Extracting Web User Profiles Using H-UNC Clustering

Authors : S. Karthikeyan and M. Hakkeem

Abstract: Web usage mining applies data mining techniques to records of Web site visits. To better understand patterns of usage, analysis should take the semantics of visited URLs into account. Even though the Web site under study is part of a nonprofit organization that does not sell any products, it was crucial to understand who the users were what they looked at and how their interests changed with time, all of which are important questions in Customer Relationship Management (CRM). Hence, researchers present an approach for discovering and tracking evolving user profiles. We also describe how the discovered user profiles can be enriched with explicit information need that is inferred from search queries extracted from Web log data. Profiles are also enriched with other domain-specific information facets that give a panoramic view of the discovered mass usage modes.

How to cite this article:

S. Karthikeyan and M. Hakkeem, 2011. Extracting Web User Profiles Using H-UNC Clustering. Asian Journal of Information Technology, 10: 78-83.

DOI: 10.3923/ajit.2011.78.83

URL: https://medwelljournals.com/abstract/?doi=ajit.2011.78.83

INTRODUCTION

As businesses move online, the competition between businesses to keep the loyalty of their old customers and to lure new customers is even more important since a competitor’s Web site may be only one click away. The fast pace and large amounts of data available in these online settings have recently made it imperative to use automated data mining or knowledge discovery techniques to discover Web user profiles.

The fast pace and large amounts of data available in these online settings have recently made it imperative to use automated data mining or knowledge discovery techniques to discover Web user profiles. These different modes of usage or the so called mass user profiles can be discovered using Web usage mining techniques that can automatically extract frequent access patterns from the history of previous user click streams stored in Web log files. These profiles can later be harnessed toward personalizing the Web site to the user or to support targeted marketing.

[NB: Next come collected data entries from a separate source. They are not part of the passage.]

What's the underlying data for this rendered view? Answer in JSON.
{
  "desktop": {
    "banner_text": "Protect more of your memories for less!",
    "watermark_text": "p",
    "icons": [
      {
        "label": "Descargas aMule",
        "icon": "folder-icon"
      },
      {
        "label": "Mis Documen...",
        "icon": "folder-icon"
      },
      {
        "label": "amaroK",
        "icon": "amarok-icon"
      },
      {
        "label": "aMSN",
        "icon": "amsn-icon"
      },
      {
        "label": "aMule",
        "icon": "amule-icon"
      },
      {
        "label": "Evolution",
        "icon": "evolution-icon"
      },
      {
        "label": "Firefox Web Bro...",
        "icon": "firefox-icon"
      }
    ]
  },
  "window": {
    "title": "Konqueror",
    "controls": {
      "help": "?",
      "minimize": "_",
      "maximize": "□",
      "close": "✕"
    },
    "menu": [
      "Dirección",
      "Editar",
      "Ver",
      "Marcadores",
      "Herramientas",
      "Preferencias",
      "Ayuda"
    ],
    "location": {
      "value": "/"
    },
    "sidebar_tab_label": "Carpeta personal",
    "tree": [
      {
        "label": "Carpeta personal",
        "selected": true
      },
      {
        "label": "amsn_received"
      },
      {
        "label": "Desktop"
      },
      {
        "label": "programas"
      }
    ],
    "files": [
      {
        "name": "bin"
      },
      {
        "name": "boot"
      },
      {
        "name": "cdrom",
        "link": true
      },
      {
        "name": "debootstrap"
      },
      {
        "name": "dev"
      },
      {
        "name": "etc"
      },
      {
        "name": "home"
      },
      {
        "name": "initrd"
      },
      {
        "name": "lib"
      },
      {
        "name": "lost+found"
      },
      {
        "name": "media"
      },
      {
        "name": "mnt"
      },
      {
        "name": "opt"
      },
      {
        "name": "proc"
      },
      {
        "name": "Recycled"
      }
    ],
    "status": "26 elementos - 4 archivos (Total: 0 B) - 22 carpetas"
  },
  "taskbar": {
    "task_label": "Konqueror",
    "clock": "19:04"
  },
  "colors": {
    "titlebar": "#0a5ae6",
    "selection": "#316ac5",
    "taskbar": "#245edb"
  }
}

Although, there have been considerable advances in Web usage mining. In this study, we present a complete framework and a summary of the experience in mining Web usage patterns with real-world challenges such as evolving access patterns, dynamic pages and external data describing an ontology of the Web content and how it relates to the business actors (in the case of the studied Web site, the companies, contractors, consultants, etc., in corrosion). The Web site in this study is a portal that provides access to news, events, resources, company information (such as companies or contractors supplying related products and services) and a library of technical and regulatory documentation related to corrosion and surface treatment.

The portal also offers a virtual meeting place between companies or organizations seeking information about other companies or organizations. Without loss of generality in the rest of this study, we will refer to all the Web site participants (organizations, contractors, consultants, agencies, corporations, centers, agencies, etc.) simply as companies.

AN OVERVIEW OF WEB USAGE MINING

Recently, data mining techniques have been applied to extract usage patterns from Web log data (Cooley et al., 1997; Nasraoui et al., 1999; Nasraoui et al., 2000; Srivastava et al., 2000; Spiliopoulou and Faulstich, 1998). This process known as Web usage mining is traditionally performed in several stages (Cooley et al., 1997; Nasraoui and Krishnapuram, 2000) to achieve its goals:

•	Collection of Web data such as activities/click streams recorded in Web server logs

•	Preprocessing of Web data such as filtering crawlers requests, requests to graphics and identifying unique sessions

•	Analysis of Web data also known as Web Usage Mining (Srivastava et al., 2000) to discover interesting usage patterns or profiles

•	Interpretation/evaluation of the discovered profiles

•	Tracking the evolution of the discovered profiles

Web usage mining can use various data mining or machine learning techniques to model and understand Web user activity. In Nasraoui and Krishnapuram (2002), clustering was used to segment user sessions into clusters or profiles that can later form the basis for personalization. Nasraoui et al. (2003) proposed the notion of an adaptive Web site was proposed where the user’s access pattern can be used to automatically synthesize index pages. The research of Cooley et al. (1997) is based on using association rule discovery as the basis for modeling Web user activity whereas the approach proposed by Maloof and Michalski (1995) used probabilistic grammars to model Web navigation patterns for the purpose of prediction.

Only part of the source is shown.